Finops Stops MegaFlops, Perhops?

According to the FinOps Foundation (made up of companies selling cloud budget management solutions), we are paying too much for cloud services. Well, as Sir Arthur Conan Doyle didn’t say: No Sh*t, Sherlock. As I mentioned in Avoiding a Cloud Di-XaaS-ter and The Customer is ‘king Furious, our cloud suppliers are in the business of making money, particularly from our ignorance and stupidity in not controlling our cloud usage.  As the bean-counters get increasingly alarmed at the skyrocketing IT costs, some discipline around cloud cost containment wouldn’t go amiss.

But FinOps is just another in the current vogue of prefixing -Ops with something clever and pronounceable, to make clever pronouncements. So, here’s my guide to which -Ops are Tops and which are Flops:

SysOps

Back in the dawn of computing, the primitive and temperamental mainframes needed handling with kid gloves to keep them going. This was provided by System Operators (SysOps), who had to literally handle the I/O for the computer (magnetic tapes drives, punched paper tape, card decks, and concertina printout paper). Later the term SysOps was used for those poor souls who had to handle primitive and temperamental forum members on Bulletin Board Systems (BBS). Now normally called SysAdmins or Moderators.

DevOps

You may be most familiar with the term DevOps, which appeared in 2008 as a way to bridge the perceived gap between development (code/deploy/run!) and operations (“all change is evil”). This became particularly acute with the rise of the cult of agile, where the dev desire for daily deployment clashed with obstinate operations optimum option of occasional outages. DevOps has crested the Peak of Inflated Expectations and is currently dribbling down towards the Trough of Disillusionment, as people struggle to put in place the tools and techniques to prevent a total meltdown.

SecOps

One of the missing pieces for DevOps is the integration of security practices through the accelerated Software Development Life Cycle (SDLC) that comes with agile & DevOps. Some DevOps fanatics see their cyber security colleagues as the enemy, always saying no to change. The reverse view of DevOps as cowboy coders probably doesn’t help. More cross-team collaboration and better automated security tasks is leading to the operationalisation and hardening of the security for the apps.  Try to avoid the horrible DevSecOps tag that is doing the rounds.

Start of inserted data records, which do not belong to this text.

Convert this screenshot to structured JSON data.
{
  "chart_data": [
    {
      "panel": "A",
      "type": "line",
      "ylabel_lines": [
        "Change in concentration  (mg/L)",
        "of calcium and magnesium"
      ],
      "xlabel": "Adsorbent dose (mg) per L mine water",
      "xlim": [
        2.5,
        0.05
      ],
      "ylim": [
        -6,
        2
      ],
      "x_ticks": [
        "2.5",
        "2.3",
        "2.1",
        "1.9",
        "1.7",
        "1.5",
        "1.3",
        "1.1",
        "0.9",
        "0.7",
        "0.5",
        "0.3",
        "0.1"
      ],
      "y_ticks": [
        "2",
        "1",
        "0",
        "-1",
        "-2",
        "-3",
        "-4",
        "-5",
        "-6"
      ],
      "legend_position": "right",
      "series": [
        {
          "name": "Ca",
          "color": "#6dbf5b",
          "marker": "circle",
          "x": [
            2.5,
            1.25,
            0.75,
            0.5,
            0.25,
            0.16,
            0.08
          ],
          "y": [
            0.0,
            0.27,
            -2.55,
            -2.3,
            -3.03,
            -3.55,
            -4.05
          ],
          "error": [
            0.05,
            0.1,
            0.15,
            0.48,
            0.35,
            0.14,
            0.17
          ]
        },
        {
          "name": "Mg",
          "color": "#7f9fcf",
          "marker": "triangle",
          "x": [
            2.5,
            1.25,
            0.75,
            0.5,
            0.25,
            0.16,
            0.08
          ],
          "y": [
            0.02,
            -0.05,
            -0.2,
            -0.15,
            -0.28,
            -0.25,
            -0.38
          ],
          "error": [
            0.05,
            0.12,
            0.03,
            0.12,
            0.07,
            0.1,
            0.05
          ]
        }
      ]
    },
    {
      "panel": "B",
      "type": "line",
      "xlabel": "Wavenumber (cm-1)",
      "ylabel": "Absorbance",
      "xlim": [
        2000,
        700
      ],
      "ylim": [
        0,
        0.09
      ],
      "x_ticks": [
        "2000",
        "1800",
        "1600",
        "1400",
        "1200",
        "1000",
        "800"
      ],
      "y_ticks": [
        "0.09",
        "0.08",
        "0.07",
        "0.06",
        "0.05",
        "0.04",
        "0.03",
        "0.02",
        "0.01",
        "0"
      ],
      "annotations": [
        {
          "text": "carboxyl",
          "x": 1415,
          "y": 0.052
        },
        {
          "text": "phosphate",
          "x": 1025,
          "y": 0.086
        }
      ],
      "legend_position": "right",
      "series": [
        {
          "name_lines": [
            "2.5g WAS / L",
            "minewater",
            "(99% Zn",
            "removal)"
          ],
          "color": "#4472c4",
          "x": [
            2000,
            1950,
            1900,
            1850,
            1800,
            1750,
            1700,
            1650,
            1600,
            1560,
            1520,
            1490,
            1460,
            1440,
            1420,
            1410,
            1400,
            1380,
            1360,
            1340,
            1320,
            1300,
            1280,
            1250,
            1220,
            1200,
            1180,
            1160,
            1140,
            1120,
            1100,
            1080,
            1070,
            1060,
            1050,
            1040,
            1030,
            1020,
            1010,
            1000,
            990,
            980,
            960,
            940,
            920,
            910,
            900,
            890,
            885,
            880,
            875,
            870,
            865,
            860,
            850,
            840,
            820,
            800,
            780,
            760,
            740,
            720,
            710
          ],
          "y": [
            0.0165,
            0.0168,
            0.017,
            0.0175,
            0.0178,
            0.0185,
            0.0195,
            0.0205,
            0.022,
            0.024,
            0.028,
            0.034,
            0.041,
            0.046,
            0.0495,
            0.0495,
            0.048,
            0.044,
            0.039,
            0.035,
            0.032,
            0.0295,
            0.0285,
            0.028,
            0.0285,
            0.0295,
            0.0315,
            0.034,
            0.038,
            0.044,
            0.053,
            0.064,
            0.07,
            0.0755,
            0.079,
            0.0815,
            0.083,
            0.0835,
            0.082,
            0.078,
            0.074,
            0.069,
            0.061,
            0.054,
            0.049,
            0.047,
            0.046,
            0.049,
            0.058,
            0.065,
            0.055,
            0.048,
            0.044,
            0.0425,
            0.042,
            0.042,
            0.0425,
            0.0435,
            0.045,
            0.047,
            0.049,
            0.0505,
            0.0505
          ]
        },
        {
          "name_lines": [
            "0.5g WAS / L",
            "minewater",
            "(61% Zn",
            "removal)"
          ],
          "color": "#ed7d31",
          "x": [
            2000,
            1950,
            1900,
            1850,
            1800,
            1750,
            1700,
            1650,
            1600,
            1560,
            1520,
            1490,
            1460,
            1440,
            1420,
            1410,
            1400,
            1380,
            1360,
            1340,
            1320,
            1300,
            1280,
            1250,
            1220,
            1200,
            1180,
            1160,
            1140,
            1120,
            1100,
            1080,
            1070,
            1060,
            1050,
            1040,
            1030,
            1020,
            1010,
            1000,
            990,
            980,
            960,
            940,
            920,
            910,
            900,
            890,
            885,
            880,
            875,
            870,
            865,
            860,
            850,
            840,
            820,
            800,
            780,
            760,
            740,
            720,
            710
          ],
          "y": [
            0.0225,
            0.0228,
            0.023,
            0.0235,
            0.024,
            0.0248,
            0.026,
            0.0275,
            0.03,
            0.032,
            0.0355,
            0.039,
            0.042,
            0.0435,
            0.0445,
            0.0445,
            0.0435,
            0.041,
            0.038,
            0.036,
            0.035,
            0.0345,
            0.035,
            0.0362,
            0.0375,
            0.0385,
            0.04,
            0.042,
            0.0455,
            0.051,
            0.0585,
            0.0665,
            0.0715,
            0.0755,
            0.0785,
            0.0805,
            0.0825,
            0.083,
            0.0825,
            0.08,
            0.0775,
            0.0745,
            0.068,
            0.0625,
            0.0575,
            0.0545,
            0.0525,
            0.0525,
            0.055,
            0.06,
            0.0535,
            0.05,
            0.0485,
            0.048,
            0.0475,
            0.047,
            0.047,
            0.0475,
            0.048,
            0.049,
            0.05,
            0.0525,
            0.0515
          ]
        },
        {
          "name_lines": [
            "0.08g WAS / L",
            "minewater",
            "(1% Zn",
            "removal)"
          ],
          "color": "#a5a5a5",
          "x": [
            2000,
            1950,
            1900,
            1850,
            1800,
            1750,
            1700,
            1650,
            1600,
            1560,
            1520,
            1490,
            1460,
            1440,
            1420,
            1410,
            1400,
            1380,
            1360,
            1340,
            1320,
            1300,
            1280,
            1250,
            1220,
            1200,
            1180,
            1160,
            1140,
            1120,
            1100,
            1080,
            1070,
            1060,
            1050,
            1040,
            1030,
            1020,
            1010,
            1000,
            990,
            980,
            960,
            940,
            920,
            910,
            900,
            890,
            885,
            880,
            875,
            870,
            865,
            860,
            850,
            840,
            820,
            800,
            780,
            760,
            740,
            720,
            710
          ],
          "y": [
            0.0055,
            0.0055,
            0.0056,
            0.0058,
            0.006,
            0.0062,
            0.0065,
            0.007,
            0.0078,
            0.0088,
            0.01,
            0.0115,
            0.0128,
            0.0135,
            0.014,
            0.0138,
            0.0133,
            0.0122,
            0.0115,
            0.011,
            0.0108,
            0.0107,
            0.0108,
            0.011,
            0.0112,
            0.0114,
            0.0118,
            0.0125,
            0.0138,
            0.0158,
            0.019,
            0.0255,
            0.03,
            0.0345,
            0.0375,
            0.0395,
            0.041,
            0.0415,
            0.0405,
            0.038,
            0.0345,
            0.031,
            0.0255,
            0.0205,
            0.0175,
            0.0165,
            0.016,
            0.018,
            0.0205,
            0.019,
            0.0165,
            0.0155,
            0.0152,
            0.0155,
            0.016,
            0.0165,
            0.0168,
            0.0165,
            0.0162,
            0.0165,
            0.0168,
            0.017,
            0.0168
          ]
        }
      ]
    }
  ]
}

Or NetOps, DBAOps, etc.

NoOps

As with coding, going through its own religious wars with low-code and no-code factions, DevOps is already being challenged (or if I’m being kind, supplemented) by NoOps. This isn’t a free-for-all approach, but one based on abstracting and automating the infrastructure management, maintenance and deployment with specialist tools. Theoretically this would do away with a need for the operations team, but as we old fogeys know, it’s still useful to have real brains around when you hit the known & unknown unknowns that Donald Rumsfeld warned us about.

WhoOps

Of course, we could just muddle on with our confused, warring and ultimately company-risking operational omnishambles (AKA WhoOps) for app development & deployment. But with increasingly frequent outages, data breaches and ransomware blackmailing, our heads will suffer ChOps and LOps if our apps flOps. Whoops!